APT: RSA Identified an Extremely Sophisticated Cyber Attack in Progress

Open Letter to RSA Customers

Like any large company, EMC experiences and successfully repels multiple cyber attacks on its IT infrastructure every day. Recently, our security systems identified an extremely sophisticated cyber attack in progress being mounted against RSA. We took a variety of aggressive measures against the threat to protect our business and our customers, including further hardening of our IT infrastructure. We also immediately began an extensive investigation of the attack and are working closely with the appropriate authorities.

Our investigation has led us to believe that the attack is in the category of an Advanced Persistent Threat (APT). Our investigation also revealed that the attack resulted in certain information being extracted from RSA's systems. Some of that information is specifically related to RSA's SecurID two-factor authentication products. While at this time we are confident that the information extracted does not enable a successful direct attack on any of our RSA SecurID customers, this information could potentially be used to reduce the effectiveness of a current two-factor authentication implementation as part of a broader attack. We are very actively communicating this situation to RSA customers and providing immediate steps for them to take to strengthen their SecurID implementations.

We have no evidence that customer security related to other RSA products has been similarly impacted. We are also confident that no other EMC products were impacted by this attack. It is important to note that we do not believe that either customer or employee personally identifiable information was compromised as a result of this incident.


Rich Mogull @ Securosis has written a good non-hype summary outlining what is known, what is not and what RSA SecurID customers need to do....

What You Need to Do
If you aren’t a SecureID customer… enjoy the speculation.

If you are, make sure you contact your RSA representative and find out if you are at risk, and what you need to do to mitigate that risk. how high a priority this is for you depends on how big a target you are- the Big Bad APT isn’t interested in all of you.

Based on how the letter was worded it might mean that the attackers have a means to generate certain valid token values (probably only in certain cases).
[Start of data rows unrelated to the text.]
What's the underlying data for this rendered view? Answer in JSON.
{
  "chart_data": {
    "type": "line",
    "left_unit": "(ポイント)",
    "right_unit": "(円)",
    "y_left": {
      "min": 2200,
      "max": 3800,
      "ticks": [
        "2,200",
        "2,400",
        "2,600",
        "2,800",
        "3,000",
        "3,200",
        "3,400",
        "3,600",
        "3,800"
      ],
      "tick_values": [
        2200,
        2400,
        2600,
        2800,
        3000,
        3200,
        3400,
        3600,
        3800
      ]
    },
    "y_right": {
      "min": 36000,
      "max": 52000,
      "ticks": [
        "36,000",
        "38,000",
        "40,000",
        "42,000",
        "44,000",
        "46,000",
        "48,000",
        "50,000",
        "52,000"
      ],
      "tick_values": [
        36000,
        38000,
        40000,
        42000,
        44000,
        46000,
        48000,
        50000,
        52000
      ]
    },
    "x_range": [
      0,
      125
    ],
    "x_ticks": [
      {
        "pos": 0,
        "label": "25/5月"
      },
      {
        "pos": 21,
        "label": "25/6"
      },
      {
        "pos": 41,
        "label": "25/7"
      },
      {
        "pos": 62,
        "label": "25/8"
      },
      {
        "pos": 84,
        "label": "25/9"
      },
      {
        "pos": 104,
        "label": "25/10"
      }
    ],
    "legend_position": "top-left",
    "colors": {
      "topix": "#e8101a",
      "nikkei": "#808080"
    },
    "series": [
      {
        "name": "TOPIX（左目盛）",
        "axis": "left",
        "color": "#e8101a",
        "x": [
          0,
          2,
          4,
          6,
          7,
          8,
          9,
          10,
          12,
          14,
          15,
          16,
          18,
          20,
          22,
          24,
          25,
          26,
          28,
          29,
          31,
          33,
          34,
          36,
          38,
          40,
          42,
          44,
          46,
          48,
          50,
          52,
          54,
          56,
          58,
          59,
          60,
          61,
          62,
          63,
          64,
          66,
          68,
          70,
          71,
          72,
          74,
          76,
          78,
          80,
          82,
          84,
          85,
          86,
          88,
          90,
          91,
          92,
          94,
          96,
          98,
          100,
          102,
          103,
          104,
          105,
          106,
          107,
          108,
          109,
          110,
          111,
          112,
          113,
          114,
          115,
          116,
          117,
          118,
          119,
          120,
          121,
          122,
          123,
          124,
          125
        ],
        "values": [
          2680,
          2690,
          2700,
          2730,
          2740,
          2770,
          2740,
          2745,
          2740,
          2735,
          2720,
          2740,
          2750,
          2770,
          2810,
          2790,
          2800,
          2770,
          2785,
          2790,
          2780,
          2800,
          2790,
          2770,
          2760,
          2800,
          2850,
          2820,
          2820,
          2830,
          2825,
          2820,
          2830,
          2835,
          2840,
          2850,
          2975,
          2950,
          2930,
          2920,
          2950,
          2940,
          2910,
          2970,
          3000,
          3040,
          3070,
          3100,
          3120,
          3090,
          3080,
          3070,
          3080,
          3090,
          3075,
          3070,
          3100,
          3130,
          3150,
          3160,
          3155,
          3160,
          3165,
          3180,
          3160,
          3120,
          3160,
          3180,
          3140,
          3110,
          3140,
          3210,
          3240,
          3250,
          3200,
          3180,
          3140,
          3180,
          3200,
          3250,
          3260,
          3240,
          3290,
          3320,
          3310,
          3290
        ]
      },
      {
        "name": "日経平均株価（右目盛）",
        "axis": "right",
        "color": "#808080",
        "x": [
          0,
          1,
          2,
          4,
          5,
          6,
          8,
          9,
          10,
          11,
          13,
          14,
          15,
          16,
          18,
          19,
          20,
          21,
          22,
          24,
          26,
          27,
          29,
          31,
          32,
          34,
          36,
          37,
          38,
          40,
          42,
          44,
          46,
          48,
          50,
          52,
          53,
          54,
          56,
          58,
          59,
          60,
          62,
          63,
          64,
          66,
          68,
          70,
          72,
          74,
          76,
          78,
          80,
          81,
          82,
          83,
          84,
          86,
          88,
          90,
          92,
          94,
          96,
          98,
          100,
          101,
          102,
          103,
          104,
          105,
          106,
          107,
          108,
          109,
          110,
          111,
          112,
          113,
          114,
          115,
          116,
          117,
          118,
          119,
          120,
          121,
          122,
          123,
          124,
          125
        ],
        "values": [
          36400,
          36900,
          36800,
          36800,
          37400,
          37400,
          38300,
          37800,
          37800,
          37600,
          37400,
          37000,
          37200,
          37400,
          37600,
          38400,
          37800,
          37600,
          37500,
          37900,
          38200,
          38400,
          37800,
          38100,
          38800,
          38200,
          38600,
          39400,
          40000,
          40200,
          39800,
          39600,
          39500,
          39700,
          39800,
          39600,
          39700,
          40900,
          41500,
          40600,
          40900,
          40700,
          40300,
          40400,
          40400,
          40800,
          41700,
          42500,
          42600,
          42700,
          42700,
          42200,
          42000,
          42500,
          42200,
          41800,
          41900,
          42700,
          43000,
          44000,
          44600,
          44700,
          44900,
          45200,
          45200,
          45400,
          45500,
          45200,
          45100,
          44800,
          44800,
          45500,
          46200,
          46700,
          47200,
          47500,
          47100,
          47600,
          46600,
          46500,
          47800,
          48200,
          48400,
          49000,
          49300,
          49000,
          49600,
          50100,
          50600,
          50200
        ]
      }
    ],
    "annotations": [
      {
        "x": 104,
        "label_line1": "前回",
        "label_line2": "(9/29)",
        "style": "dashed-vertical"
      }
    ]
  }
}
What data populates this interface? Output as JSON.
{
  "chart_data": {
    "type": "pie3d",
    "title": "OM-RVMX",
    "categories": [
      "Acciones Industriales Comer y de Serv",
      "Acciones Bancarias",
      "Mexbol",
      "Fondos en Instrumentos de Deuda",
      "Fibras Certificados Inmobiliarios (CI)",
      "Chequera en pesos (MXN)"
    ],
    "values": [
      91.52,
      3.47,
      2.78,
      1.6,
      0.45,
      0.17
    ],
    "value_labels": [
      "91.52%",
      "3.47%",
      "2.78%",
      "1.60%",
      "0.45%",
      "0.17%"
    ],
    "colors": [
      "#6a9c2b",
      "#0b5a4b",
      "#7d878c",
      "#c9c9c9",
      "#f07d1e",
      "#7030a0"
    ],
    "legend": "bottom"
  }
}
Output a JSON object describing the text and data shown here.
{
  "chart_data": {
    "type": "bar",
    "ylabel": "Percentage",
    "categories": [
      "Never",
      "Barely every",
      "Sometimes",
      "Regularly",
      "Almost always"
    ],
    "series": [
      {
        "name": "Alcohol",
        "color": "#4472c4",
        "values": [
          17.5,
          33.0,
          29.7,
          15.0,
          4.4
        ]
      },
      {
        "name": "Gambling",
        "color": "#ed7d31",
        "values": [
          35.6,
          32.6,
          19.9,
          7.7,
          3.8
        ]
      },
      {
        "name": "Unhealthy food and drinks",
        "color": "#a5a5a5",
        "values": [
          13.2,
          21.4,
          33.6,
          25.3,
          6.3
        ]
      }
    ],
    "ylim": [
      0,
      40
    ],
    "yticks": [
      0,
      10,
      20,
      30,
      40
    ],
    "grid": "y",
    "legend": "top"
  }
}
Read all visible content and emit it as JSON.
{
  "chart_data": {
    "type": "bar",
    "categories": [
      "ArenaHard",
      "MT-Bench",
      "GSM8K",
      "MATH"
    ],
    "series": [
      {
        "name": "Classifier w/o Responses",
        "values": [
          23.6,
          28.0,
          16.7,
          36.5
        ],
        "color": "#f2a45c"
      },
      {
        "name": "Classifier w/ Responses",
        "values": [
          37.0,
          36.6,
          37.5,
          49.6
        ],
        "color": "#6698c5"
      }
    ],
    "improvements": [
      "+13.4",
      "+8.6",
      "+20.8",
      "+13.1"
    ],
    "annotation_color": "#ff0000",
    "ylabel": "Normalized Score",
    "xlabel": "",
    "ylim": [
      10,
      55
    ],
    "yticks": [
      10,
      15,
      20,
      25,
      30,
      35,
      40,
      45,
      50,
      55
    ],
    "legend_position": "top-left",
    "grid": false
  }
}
They would also need to compromise the password associated with that user. I’m speculating here, which is always risky, but that’s what I think we can focus on until we hear otherwise. Thus reviewing the passwords tied to your SecureID users might be reasonable.

Open Questions
  1. While we don’t need to know all the details of the attack, we do need to know something about the attacker to evaluate our risk. Can you (RSA) reveal more details?
  2. How is SecureID affected and will you be making mitigations public?
  3. Are all customers affected or only certain product versions and/or configurations?
  4. What is the potential vector of attack?
  5. Will you, after any investigation is complete, release details so the rest of us can learn from your victimization?
Finally- if you have a token from a bank or other provider, make sure you give them a few days and then ask them for an update.